Amiral J, Bridey F, Wolf M, Boyer-Neumann C, Fressinaud E, Vissac A M, Peynaud-Debayle E, Dreyfus M, Meyer D
Serbio Research Laboratory, Gennevilliers, France.
Thromb Haemost. 1995 Jan;73(1):21-8.
As heparin-PF4 (H-PF4) complexes are the target for antibodies associated to heparin-induced thrombocytopenia (HIT), an ELISA has been developed and optimised for testing antibodies binding to H-PF4. This test was consistently negative in 50 healthy subjects (A492 < 0.3) and 35 patients with other causes of thrombocytopenia (A492 < 0.5). In contrast, 43 out of 44 HIT patients showed antibodies to H-PF4 (A492 = 1.70 +/- 0.81) including 5 patients with a negative platelet aggregation test. In one patient with HIT, antibodies to H-PF4 were already present at day 7, whereas platelet counts dropped < or = 100 x 10(9)/l only at days 11-12. Surprisingly, among 41 patients under heparin for > 7 days, 5 showed antibodies to H-PF4, without HIT. These findings underline the major interest of this ELISA for the early diagnosis of HIT. We also showed that LMWH as well as other sulphated polysaccharides can bind to HIT antibodies in the presence of PF4 and that their reactivity is dependent on the molecular weight and the sulphation grade. The mechanism for HIT involves platelet PF4 receptors which bind the macromolecular H-PF4 complexes formed in the presence of a well defined heparin/PF4 ratio.
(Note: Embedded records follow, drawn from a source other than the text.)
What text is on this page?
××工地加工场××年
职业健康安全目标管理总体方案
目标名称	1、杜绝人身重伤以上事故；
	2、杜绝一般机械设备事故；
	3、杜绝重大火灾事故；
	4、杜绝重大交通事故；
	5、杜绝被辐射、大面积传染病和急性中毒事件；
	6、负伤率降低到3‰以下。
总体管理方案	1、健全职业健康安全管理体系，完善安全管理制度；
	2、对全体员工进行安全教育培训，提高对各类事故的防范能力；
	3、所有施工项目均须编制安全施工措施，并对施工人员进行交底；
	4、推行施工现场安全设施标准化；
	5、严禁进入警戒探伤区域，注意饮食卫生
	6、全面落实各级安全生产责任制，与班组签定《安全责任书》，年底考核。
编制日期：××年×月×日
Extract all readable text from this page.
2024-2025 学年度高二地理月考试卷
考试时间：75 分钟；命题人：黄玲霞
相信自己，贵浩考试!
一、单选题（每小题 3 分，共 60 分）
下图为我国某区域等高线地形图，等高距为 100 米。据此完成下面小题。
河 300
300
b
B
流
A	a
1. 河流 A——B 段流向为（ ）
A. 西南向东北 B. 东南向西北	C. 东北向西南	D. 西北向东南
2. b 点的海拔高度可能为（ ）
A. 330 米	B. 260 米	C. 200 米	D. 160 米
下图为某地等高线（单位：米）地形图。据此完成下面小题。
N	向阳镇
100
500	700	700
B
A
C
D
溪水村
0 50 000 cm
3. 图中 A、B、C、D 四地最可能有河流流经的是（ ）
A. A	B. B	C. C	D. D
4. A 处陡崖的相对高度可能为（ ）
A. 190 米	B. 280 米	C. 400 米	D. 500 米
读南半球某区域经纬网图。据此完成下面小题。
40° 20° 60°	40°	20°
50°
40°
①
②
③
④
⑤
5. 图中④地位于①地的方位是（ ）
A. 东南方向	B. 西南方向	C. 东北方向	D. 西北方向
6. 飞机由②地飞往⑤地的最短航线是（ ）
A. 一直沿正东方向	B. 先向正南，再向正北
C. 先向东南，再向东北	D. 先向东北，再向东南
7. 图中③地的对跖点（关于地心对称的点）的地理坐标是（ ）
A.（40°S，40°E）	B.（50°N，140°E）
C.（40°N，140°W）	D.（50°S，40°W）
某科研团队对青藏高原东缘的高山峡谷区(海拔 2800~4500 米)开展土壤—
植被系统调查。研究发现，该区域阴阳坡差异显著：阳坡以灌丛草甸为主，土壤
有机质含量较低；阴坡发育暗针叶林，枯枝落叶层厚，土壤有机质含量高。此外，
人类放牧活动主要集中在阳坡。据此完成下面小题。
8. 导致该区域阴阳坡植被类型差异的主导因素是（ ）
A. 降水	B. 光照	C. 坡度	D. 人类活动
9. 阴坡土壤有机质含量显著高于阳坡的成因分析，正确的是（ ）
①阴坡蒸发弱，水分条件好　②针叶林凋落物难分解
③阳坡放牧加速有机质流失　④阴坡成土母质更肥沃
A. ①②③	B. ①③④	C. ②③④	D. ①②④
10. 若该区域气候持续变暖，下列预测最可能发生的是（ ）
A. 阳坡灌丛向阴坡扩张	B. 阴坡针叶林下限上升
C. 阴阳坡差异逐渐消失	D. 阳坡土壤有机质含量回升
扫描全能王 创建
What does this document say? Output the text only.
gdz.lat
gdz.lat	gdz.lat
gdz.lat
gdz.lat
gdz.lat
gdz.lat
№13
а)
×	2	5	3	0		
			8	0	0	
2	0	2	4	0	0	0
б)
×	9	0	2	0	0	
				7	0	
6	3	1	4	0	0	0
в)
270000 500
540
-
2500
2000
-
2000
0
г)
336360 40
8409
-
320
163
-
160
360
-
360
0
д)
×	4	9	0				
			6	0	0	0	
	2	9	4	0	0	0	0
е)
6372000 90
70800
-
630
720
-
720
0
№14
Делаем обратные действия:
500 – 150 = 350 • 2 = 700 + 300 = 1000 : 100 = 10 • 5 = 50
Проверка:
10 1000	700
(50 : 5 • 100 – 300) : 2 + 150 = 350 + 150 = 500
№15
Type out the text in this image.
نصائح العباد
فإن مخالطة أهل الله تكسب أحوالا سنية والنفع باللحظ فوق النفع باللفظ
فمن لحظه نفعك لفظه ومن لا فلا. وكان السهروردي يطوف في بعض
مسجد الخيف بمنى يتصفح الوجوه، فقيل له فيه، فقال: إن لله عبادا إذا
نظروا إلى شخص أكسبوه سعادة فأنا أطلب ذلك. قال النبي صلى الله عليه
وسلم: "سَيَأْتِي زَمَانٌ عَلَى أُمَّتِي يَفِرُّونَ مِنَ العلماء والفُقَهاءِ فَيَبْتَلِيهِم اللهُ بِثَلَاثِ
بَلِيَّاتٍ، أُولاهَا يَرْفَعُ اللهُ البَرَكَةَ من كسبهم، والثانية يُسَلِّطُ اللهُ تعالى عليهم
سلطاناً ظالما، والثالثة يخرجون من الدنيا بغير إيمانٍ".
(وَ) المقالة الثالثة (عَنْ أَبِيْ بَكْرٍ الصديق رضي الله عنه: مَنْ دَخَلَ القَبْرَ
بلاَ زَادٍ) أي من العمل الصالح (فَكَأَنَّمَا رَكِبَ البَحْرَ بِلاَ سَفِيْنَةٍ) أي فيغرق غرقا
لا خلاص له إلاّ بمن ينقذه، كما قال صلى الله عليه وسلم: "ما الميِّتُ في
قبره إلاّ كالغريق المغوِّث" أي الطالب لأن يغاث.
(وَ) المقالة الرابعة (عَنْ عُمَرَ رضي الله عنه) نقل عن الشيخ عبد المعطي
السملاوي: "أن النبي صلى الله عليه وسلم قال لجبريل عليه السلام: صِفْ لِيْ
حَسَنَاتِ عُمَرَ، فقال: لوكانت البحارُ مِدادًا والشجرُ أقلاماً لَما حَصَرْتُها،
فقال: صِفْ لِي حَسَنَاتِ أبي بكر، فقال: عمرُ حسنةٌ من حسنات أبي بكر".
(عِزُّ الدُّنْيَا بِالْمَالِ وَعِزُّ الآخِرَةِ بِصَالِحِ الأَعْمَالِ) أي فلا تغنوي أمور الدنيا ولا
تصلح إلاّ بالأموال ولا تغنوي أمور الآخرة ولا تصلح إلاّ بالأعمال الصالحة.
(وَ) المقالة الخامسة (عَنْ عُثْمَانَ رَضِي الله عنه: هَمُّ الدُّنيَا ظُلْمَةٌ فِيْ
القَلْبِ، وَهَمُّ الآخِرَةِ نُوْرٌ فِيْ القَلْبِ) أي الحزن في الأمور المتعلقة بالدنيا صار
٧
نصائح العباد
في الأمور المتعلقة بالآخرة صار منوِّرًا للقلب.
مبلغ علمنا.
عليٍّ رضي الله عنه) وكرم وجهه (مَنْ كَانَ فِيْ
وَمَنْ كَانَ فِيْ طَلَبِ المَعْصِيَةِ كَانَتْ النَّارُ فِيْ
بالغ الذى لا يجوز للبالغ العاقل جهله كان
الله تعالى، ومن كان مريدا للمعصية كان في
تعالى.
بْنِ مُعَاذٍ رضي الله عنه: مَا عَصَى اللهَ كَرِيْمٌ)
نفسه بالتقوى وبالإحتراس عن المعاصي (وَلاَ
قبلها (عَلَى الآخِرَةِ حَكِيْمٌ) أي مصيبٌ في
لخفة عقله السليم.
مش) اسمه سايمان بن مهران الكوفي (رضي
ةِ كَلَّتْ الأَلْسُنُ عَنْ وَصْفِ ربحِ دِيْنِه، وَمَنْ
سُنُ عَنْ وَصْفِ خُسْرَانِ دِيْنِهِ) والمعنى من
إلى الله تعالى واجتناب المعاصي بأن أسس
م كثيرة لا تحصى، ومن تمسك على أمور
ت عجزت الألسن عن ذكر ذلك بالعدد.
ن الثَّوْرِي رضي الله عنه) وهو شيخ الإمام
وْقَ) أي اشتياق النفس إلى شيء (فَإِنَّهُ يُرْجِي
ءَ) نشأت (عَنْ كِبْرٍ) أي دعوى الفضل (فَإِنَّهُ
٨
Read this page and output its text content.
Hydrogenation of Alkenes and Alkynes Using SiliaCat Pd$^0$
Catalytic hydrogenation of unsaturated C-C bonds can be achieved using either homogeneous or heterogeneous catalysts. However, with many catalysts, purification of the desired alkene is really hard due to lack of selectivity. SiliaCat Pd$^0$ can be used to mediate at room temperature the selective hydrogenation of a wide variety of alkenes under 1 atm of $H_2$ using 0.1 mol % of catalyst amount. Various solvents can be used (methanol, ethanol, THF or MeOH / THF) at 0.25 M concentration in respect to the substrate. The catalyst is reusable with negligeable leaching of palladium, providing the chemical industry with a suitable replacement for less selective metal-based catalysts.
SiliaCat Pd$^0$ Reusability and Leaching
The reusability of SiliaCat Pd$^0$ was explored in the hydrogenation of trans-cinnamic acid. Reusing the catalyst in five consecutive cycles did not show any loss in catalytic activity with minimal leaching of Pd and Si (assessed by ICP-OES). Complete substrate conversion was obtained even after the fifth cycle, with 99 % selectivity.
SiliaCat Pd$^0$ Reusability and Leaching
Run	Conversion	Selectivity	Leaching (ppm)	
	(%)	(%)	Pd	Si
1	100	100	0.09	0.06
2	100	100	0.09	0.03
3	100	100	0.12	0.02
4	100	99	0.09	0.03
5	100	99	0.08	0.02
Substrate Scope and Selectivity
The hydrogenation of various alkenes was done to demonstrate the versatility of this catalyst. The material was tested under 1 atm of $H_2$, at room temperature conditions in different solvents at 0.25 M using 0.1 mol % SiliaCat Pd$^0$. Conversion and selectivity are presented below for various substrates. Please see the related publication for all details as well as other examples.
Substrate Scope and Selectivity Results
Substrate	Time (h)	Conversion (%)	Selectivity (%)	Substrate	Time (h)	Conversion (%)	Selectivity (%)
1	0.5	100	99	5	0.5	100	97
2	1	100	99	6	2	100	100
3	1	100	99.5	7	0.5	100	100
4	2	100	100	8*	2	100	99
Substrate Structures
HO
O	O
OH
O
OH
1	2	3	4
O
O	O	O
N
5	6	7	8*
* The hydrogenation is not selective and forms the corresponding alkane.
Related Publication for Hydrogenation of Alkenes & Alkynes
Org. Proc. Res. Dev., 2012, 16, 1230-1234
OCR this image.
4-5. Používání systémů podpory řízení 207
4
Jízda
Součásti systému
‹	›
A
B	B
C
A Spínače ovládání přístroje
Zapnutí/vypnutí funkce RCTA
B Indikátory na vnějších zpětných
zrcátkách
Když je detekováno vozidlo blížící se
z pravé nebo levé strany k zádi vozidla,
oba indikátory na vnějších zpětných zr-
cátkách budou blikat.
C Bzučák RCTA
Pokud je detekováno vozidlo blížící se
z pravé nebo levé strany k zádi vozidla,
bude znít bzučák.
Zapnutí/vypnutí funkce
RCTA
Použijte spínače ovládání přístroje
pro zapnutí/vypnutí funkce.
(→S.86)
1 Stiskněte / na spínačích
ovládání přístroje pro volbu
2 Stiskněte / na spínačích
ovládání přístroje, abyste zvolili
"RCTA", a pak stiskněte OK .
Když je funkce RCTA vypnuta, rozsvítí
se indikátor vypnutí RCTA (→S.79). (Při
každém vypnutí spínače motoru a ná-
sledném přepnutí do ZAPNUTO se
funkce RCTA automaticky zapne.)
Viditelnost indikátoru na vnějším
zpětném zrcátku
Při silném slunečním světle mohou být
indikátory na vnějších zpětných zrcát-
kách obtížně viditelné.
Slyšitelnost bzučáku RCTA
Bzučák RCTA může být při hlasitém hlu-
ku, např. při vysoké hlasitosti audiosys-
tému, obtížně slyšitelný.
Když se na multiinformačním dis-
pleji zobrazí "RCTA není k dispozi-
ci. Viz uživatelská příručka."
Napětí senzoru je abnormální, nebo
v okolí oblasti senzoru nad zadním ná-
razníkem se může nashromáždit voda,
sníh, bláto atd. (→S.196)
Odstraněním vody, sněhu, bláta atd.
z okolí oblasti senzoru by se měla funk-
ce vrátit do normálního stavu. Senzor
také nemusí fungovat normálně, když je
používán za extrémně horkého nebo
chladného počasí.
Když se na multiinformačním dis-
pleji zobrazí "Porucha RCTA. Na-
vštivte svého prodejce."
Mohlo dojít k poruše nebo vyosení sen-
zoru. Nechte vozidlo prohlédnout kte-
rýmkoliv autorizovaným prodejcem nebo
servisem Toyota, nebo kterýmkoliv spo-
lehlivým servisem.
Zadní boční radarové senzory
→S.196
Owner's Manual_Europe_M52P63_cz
由于肝素-PF4(H-PF4)复合物是与肝素诱导的血小板减少症(HIT)相关抗体的靶标,因此已开发并优化了一种ELISA方法来检测与H-PF4结合的抗体。该检测在50名健康受试者(A492 < 0.3)和35名患有其他血小板减少症病因的患者(A492 < 0.5)中始终呈阴性。相比之下,44名HIT患者中有43名显示出针对H-PF4的抗体(A492 = 1.70 +/- 0.81),其中包括5名血小板聚集试验阴性的患者。在一名HIT患者中,第7天时就已存在针对H-PF4的抗体,而血小板计数仅在第11至12天时降至≤100×10⁹/L。令人惊讶的是,在41名接受肝素治疗超过7天的患者中,有5名显示出针对H-PF4的抗体,但无HIT。这些发现强调了该ELISA方法在HIT早期诊断中的重要意义。我们还表明,低分子肝素以及其他硫酸化多糖在存在PF4的情况下可与HIT抗体结合,并且它们的反应性取决于分子量和硫酸化程度。HIT的机制涉及血小板PF4受体,该受体可结合在明确的肝素/PF4比例存在下形成的大分子H-PF4复合物。